Rusya Federasyonu Devlet Başkanı Putin ile bazı sebze ve meyvelerin ihracatı konusunda konuştuklarını ve Putin'in iki ülke bakanlarının daha sıkı görüşmeleri teklifinde bulunduğunu aktaran Erdoğan, "Geçenlerde Sayın Putin ile de görüştüm, "Biz Rusya'ya domates, üzüm bunları satmak istiyoruz" dedim. Putin, bakanlarımızın çok daha sıkı görüşmeleri teklifinde bulundu. Ben de dün akşam arkadaşlarıma bunu söyledim. Çok sıkı Rusya tarafıyla bu ilişkileri kuralım ve ihracatımızı bu ürünlerde daha da arttıralım. Üstelik de yerli parayla. Yani biz onlardan alacağımızı Rus Rublesiyle, onlarda bizden alacaklarını Türk Lirasıyla almak suretiyle bu döviz kurunun baskısından da paralarımızı kurtaralım. Suriye ve Irak'ta geciktirildikçe geciktirilen operasyonların bu ülke halkının selameti ve hayrına değil, ülkemizi de içine alan daha büyük terör dalgasına zemin hazırlama niyetini taşıdığı artık gizlenemez bir hakikat olarak karşımızda durmaktadır. Türkiye'nin sahaya inmesi karşısında ortaya konan garip tepkiler, bu oyunun bozulmasından kaynaklanıyor" şeklinde konuştu.

"KİMSENİN HAYAT TARZIYLA İLGİMİZ, İLİŞKİMİZ OLMADI"

Mezhep çatışması senaryosuna Türkiye'yi de dahil etmek için gösterilen gayretleri, bu amaçla açılan hayat tarzı tartışmalarını çok iyi takip ettiklerini belirten Erdoğan şöyle devam etti:

"14 yıldır bu ülkede başbakanlık ve cumhurbaşkanlığı yaptım. Kimsenin hayat tarzıyla ilgimiz, ilişkimiz olmadı. İsteyen istediği gibi giyinmiştir, isteyen istediği gibi yemiş içmiştir, isteyen istediği gibi eğlencesini yapmıştır. Kimseye bizim müdahalemiz olmamıştır. Bundan sonra da olmayacaktır. Bunların sorumluluğu bize ait değil. Biz tam aksine milletimize bu ülkede en ideal şekilde yaşam alanlarını hazırlamaktır ve bunları yapıyoruz. Daha belediye başkanıyım İstanbul'da, hemen ilk atılan manşetler şu oldu; "İstanbul'da otobüslerde kadınlar için ayrı, kadınlar için ayrı yerler ayarlanıyor" dediler.
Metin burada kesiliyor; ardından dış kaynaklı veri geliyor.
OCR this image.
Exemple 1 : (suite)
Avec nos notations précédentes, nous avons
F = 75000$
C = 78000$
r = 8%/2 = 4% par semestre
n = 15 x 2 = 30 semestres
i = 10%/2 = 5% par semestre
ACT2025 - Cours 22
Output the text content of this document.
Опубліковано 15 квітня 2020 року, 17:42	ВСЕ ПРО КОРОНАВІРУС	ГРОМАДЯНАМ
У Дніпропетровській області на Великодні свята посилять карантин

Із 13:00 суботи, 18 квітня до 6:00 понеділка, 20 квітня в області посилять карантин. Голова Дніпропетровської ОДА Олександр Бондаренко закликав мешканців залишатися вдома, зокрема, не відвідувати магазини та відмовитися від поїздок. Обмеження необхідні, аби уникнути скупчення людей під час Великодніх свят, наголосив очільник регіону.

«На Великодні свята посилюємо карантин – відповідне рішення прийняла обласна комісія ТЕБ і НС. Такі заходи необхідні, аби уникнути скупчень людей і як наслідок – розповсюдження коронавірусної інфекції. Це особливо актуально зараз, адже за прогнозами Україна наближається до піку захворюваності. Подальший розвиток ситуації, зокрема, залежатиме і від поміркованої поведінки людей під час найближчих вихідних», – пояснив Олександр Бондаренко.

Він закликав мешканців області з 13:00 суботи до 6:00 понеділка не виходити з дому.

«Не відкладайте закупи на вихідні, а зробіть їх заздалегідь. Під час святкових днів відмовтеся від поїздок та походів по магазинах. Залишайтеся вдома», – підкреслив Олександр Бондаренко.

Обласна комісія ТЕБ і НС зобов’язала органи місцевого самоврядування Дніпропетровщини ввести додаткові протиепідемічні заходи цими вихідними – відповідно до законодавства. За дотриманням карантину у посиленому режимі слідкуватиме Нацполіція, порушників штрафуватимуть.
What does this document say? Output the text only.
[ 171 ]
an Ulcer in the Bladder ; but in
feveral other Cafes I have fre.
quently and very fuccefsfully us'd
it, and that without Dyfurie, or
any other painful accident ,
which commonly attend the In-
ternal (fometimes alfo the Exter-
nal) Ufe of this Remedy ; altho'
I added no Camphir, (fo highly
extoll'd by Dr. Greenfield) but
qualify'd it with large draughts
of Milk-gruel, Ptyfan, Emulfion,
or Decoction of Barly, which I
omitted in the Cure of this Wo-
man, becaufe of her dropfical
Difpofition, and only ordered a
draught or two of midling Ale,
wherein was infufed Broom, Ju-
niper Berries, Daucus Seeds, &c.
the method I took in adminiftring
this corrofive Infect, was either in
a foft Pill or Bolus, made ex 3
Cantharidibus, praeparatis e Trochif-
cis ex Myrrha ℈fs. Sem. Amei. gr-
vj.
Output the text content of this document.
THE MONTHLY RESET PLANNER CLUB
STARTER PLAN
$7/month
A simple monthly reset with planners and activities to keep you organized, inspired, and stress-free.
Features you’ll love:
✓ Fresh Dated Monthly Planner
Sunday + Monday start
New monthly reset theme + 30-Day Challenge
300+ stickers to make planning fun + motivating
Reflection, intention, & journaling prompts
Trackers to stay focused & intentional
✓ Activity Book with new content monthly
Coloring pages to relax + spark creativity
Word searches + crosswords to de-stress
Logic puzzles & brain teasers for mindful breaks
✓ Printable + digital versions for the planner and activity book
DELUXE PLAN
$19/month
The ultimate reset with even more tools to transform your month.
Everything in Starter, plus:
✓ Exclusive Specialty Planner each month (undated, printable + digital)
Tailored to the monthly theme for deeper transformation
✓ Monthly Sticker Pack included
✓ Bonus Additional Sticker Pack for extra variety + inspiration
Böyle bir şey gördünüz mü? Ondan sonra trenlerde dediler. Hatta o zamanlarda bir kardeşimiz, vatandaşımız trenden düştü dediler ki; "Bak başı açık diye attılar." Bu ülkede bu kadar gaddarca saldıranlar var; düşünceye, fikre saygısı olmayanlar var."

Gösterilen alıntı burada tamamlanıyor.